Luxembourg set to become first country to provide free public transport

Lester Mason
December 6, 2018

The European country's recently re-elected coalition government led by Prime Minister Xavier Bettel has promised to lift fares on trains, trams and buses nationwide by summer 2019, The Guardian reported.

To the benefit of its people, Luxembourg has adopted a progressive attitude in addressing transportation. Prime Minister Bettel, who sworn in for a second term Wednesday will form a coalition with left-wing Socialist Workers' party and the Greens, had previously vowed to prioritise the environment throughout its election campaign.

Policies also include further investment in public services, introducing two new public holidays and legalising recreational use of cannabis.

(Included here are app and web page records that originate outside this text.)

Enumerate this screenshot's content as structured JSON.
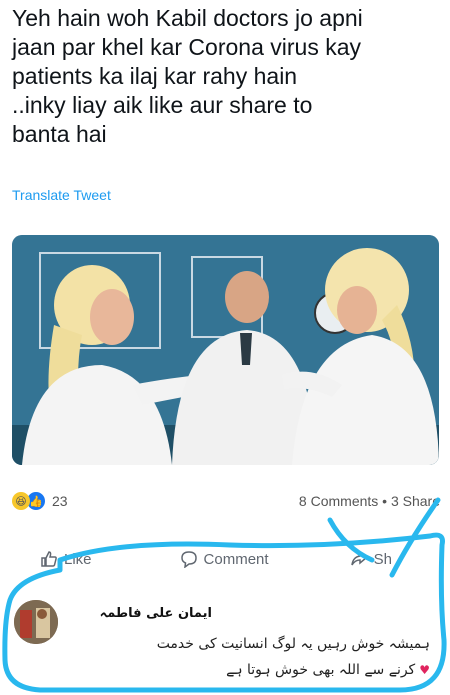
{
  "tweet": {
    "text": "Yeh hain woh Kabil doctors jo apni\njaan par khel kar Corona virus kay\npatients ka ilaj kar rahy hain\n..inky liay aik like aur share to\nbanta hai",
    "translate_label": "Translate Tweet"
  },
  "post_stats": {
    "reaction_count": "23",
    "comments_shares": "8 Comments • 3 Share"
  },
  "actions": {
    "like_label": "Like",
    "comment_label": "Comment",
    "share_label": "Sh"
  },
  "comment": {
    "author": "ایمان علی فاطمہ",
    "line1": "ہمیشہ خوش رہیں یہ لوگ انسانیت کی خدمت",
    "line2": "کرنے سے اللہ بھی خوش ہوتا ہے"
  },
  "colors": {
    "link_blue": "#1d9bf0",
    "like_blue": "#1877f2",
    "marker_cyan": "#29b8ee"
  }
}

Luxembourg City suffers from some of the worst traffic congestion in the world. A recent study cited by The Guardian showed that drivers in the capital spent an average of 33 hours in traffic snarl-ups in 2016.

Sandwiched between France, Belgium and Germany, from which nearly 200,000 people enter it daily to work, the Guardian reports. Earlier this year, a new initiative allowed people under 20 years to travel for free and commuters to only pay €2 (about $2) for up to two hours of travel, which covers most of the tiny country.

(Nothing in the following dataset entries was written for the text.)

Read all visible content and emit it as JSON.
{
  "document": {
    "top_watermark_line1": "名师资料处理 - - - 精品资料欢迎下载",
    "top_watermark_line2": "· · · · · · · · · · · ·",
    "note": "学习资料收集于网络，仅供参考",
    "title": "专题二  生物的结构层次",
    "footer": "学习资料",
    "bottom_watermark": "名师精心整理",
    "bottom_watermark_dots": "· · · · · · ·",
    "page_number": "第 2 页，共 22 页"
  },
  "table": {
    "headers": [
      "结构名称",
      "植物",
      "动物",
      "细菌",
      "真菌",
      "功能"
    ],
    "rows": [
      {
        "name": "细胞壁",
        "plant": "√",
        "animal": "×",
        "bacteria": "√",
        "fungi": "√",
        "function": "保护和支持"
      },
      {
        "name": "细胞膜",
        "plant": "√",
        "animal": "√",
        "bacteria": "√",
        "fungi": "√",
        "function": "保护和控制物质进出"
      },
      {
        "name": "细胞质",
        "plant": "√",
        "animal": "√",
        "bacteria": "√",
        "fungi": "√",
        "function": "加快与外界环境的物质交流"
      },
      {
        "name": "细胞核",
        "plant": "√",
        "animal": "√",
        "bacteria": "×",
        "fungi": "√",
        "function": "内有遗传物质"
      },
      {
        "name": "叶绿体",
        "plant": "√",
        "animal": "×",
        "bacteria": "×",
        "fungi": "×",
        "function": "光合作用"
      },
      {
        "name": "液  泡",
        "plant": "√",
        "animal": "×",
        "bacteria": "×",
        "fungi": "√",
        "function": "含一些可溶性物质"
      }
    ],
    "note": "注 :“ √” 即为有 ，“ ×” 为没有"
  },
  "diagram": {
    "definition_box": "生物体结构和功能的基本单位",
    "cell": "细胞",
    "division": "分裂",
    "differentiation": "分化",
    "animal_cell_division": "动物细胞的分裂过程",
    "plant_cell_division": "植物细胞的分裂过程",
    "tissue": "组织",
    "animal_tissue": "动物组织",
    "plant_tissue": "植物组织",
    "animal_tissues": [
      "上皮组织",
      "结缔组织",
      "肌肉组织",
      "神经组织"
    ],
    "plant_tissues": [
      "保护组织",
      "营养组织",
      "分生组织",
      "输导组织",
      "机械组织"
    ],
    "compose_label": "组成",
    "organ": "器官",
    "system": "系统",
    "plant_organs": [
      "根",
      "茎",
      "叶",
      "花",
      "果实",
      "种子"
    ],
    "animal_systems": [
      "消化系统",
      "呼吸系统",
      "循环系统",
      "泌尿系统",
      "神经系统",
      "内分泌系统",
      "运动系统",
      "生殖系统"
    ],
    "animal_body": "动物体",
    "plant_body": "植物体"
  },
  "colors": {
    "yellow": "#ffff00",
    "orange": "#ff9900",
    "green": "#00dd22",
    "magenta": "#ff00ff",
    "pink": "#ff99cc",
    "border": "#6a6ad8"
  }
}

There is already free transport for under 20s while secondary school students can use free shuttles between schools and their homes.

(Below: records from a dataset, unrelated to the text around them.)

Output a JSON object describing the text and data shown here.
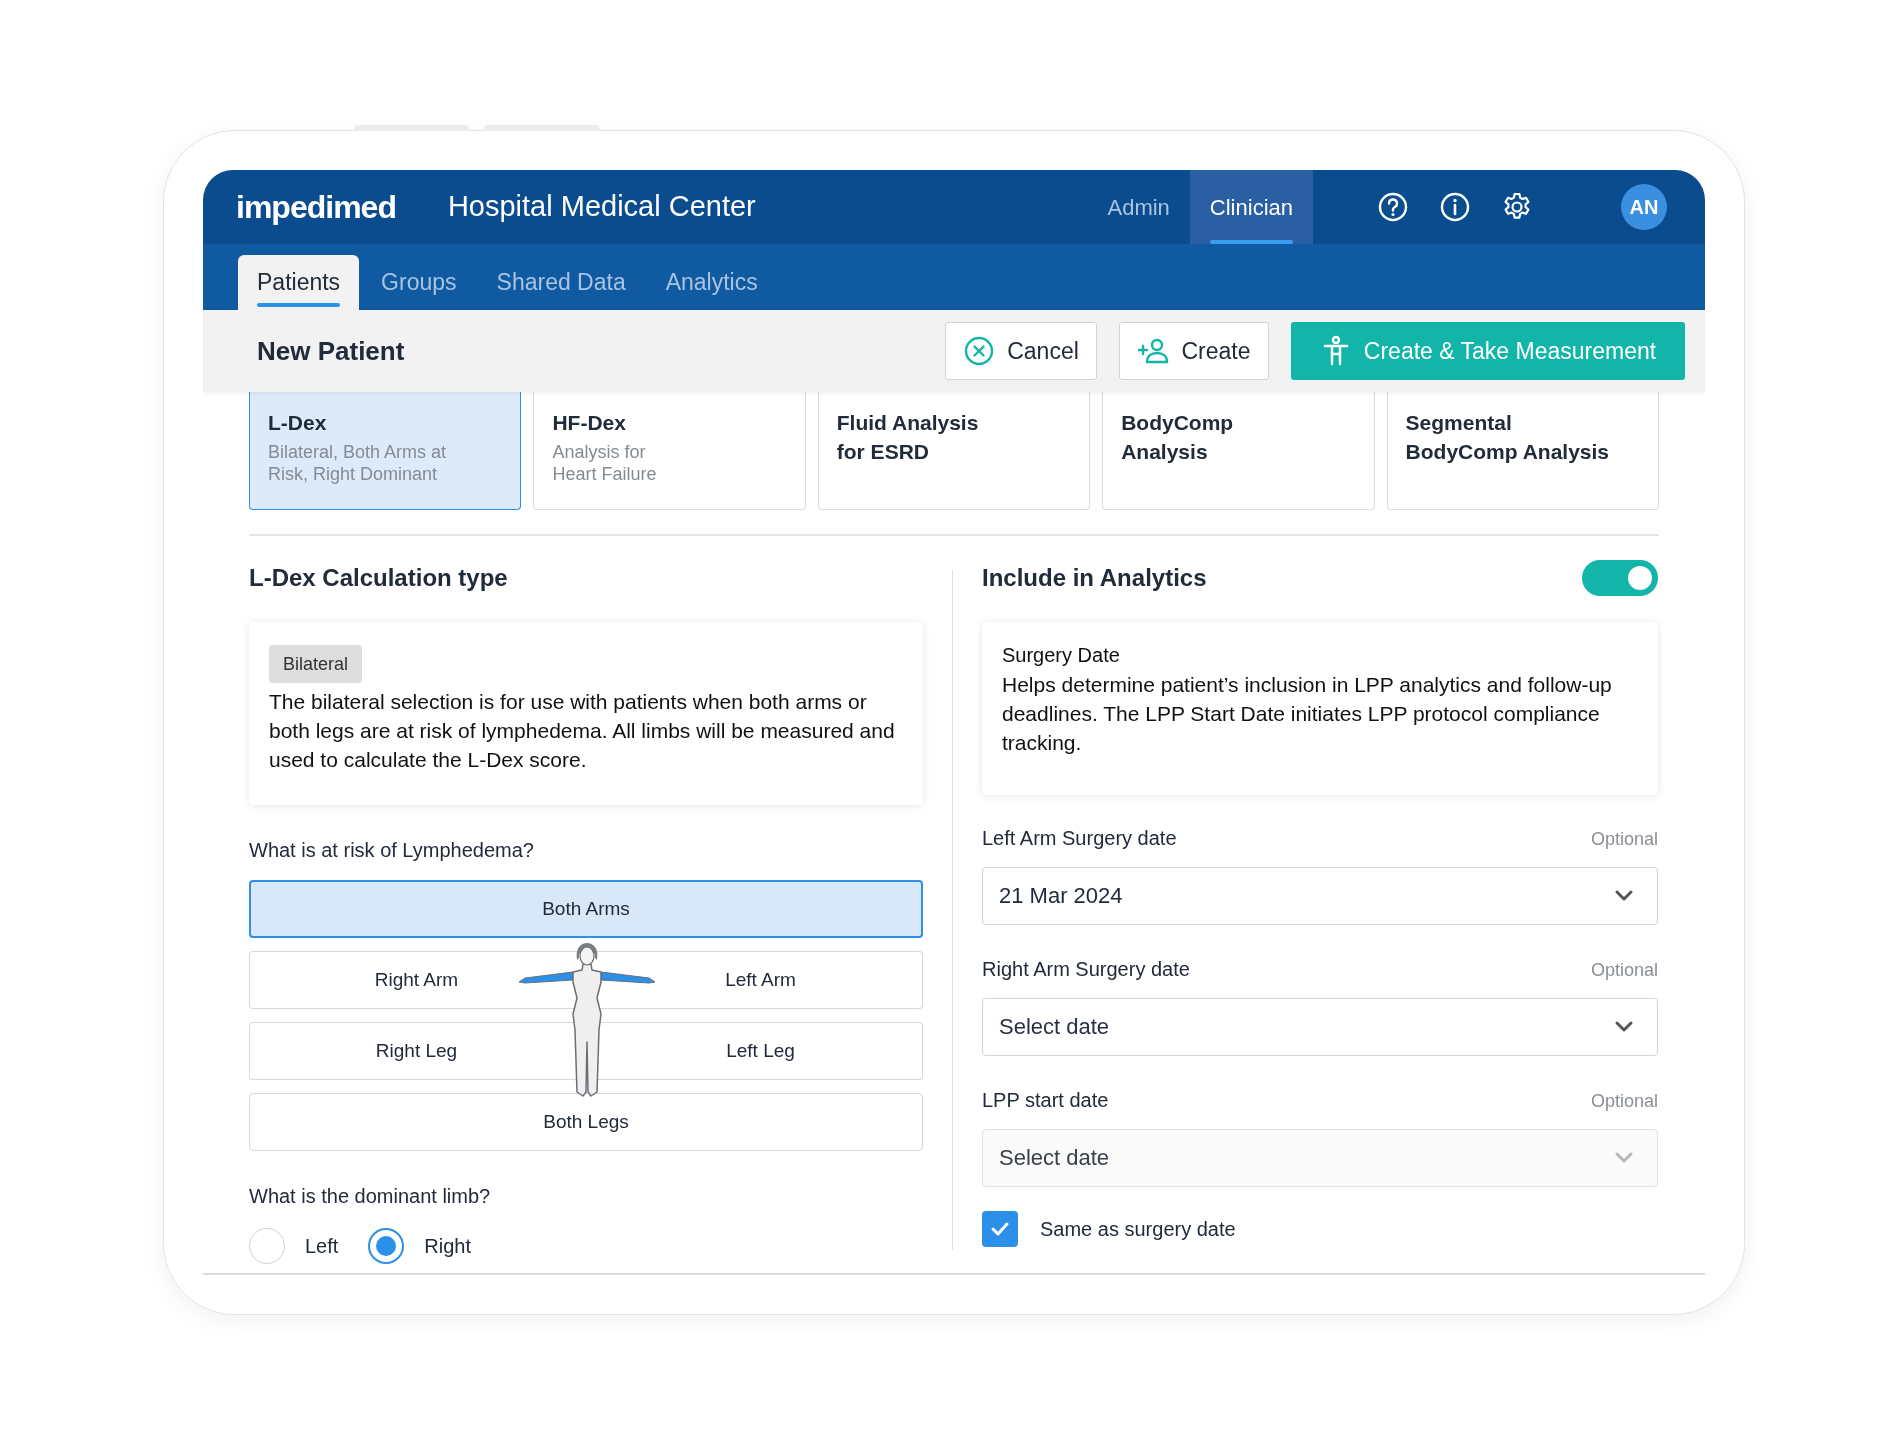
{
  "header": {
    "logo": "impedimed",
    "organization": "Hospital Medical Center",
    "roles": [
      {
        "label": "Admin",
        "selected": false
      },
      {
        "label": "Clinician",
        "selected": true
      }
    ],
    "avatar": "AN"
  },
  "tabs": [
    {
      "label": "Patients",
      "selected": true
    },
    {
      "label": "Groups",
      "selected": false
    },
    {
      "label": "Shared Data",
      "selected": false
    },
    {
      "label": "Analytics",
      "selected": false
    }
  ],
  "toolbar": {
    "title": "New Patient",
    "buttons": [
      {
        "label": "Cancel",
        "kind": "cancel"
      },
      {
        "label": "Create",
        "kind": "create"
      },
      {
        "label": "Create & Take Measurement",
        "kind": "measure"
      }
    ]
  },
  "test_cards": [
    {
      "title": "L-Dex",
      "subtitle": "Bilateral, Both Arms at\nRisk, Right Dominant",
      "selected": true
    },
    {
      "title": "HF-Dex",
      "subtitle": "Analysis for\nHeart Failure",
      "selected": false
    },
    {
      "title": "Fluid Analysis\nfor ESRD",
      "selected": false
    },
    {
      "title": "BodyComp\nAnalysis",
      "selected": false
    },
    {
      "title": "Segmental\nBodyComp Analysis",
      "selected": false
    }
  ],
  "calculation": {
    "heading": "L-Dex Calculation type",
    "badge": "Bilateral",
    "description": "The bilateral selection is for use with patients when both arms or both legs are at risk of lymphedema. All limbs will be measured and used to calculate the L-Dex score.",
    "risk_question": "What is at risk of Lymphedema?",
    "risk_rows": [
      [
        {
          "label": "Both Arms",
          "selected": true
        }
      ],
      [
        {
          "label": "Right Arm",
          "selected": false
        },
        {
          "label": "Left Arm",
          "selected": false
        }
      ],
      [
        {
          "label": "Right Leg",
          "selected": false
        },
        {
          "label": "Left Leg",
          "selected": false
        }
      ],
      [
        {
          "label": "Both Legs",
          "selected": false
        }
      ]
    ],
    "dominant_question": "What is the dominant limb?",
    "dominant_options": [
      {
        "label": "Left",
        "selected": false
      },
      {
        "label": "Right",
        "selected": true
      }
    ]
  },
  "analytics": {
    "heading": "Include in Analytics",
    "on": true,
    "info_title": "Surgery Date",
    "info_text": "Helps determine patient’s inclusion in LPP analytics and follow-up deadlines. The LPP Start Date initiates LPP protocol compliance tracking.",
    "fields": [
      {
        "label": "Left Arm Surgery date",
        "hint": "Optional",
        "value": "21 Mar 2024",
        "disabled": false
      },
      {
        "label": "Right Arm Surgery date",
        "hint": "Optional",
        "placeholder": "Select date",
        "disabled": false
      },
      {
        "label": "LPP start date",
        "hint": "Optional",
        "placeholder": "Select date",
        "disabled": true
      }
    ],
    "checkbox": {
      "label": "Same as surgery date",
      "checked": true
    }
  }
}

It's hoped that by 2020, all tickets for public transportation will be abolished, leaving no need for fare collection and policing of ticket purchases and a significant reduction in traffic congestion.

The policy is yet to be fully thought through, however. But details of the plan still require some hashing out as there's yet to be a decision on what to do about the existing first- and second-class compartment on some trains.

However, because the Greens gained, the three parties in government have 31 seats in the 60-seat chamber.